David was simple and honest, so very simple and honest that his eyes would bulge from the fear that he might cheat me or hoodwink me, even by accident. He showed me where the floor was rotted in the kitchen: the linoleum was so worn it had holes in it, having gone unchanged for thirty years. But the wood underneath was still holding up. He proposed that we both get on all fours to look under some cabinet, where a big chunk of the floor was missing. He’d yank at the window frames by the latches now formless from all the coats of paint—“Look, these are no good! They’ll need to be changed!” He thoroughly described where the roof leaked, where I’d be obliged to put buckets when it poured. He told me about the patio fiasco. That is, David didn’t have a patio—it existed only in his dreams. “Go see for yourself.” After banging his hip against it several times, he was able to open the swollen, warped plywood door that lurked in the back of this squalid abode—and there… a most magical room!

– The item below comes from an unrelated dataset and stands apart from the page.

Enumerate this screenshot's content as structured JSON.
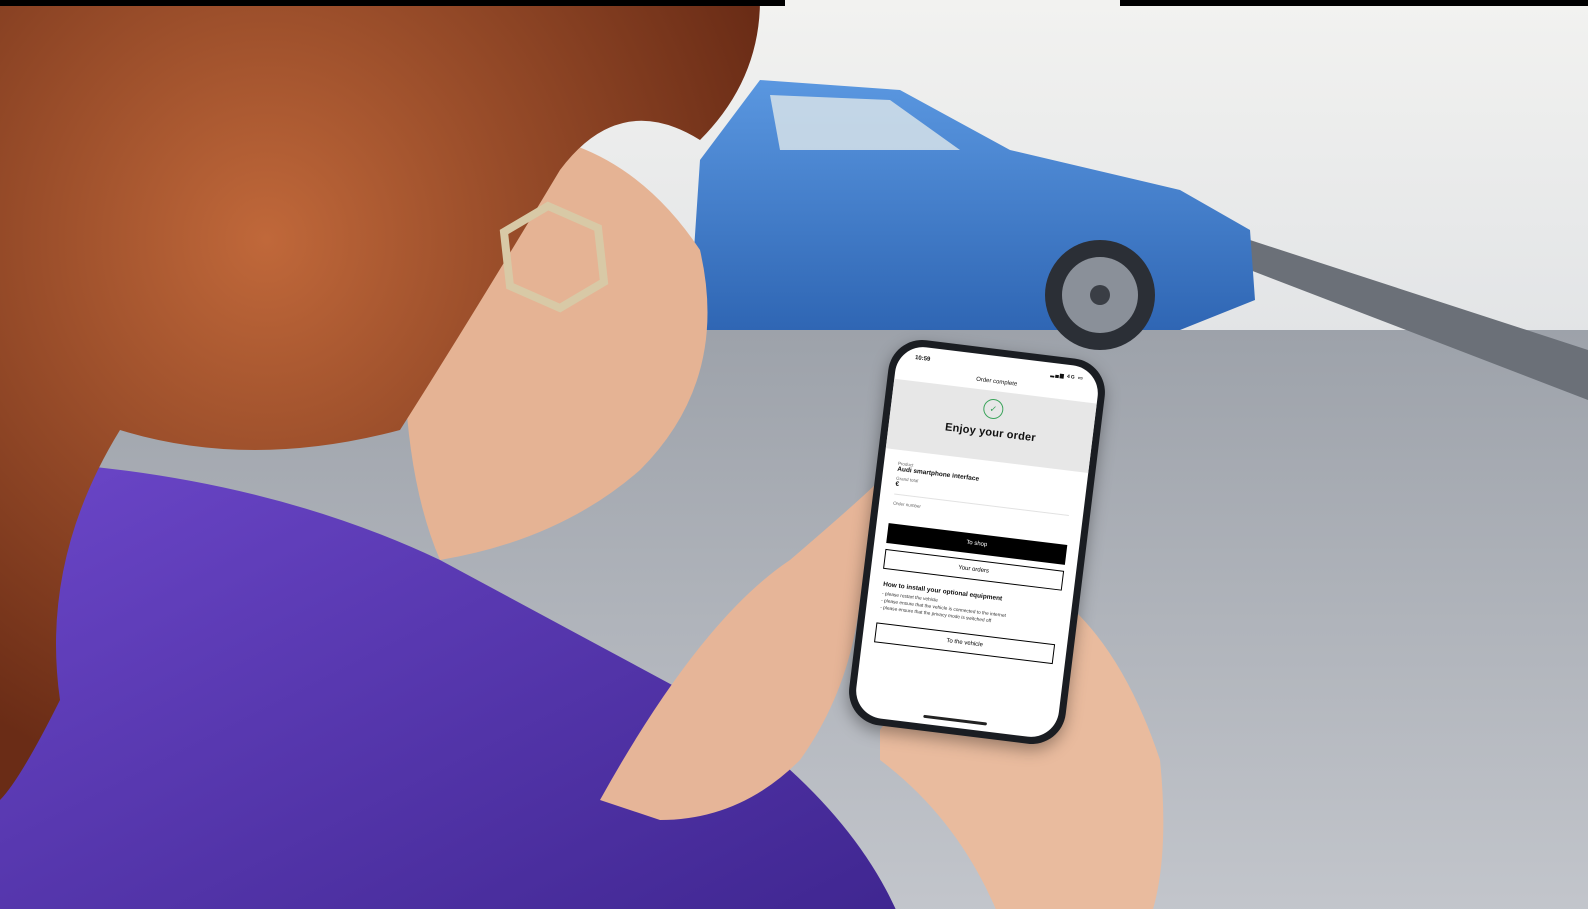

You take but a step and escape the semi-dark, narrow, low-ceilinged pencil box of a house for this airy sunroom, suspended just a bit aboveground. On both the left side and the right were floor-to-ceiling windows overlooking lush gardens where little red birds fluttered, and something in bloom entwined in the trees swayed in the wind.
“You see, I had the door and window frames made by a great craftsman—he has a two-year waiting list,” said David apologetically. “I ended up spending a lot of money. Maybe two grand. Or two and a half. Didn’t have anything left for the patio.”
He pulled at the sliding glass door—transparent and patterned, like the wing of a dragonfly—and the whole thing moved to the side. Beyond the threshold there was a green abyss, and a little beyond that, a lone pine tree. Beneath that tree, a latticework of sun rays on a carpet of last year’s needles, through which had sprouted lilies of the valley, their gaze shy and averted. My heart skipped a beat.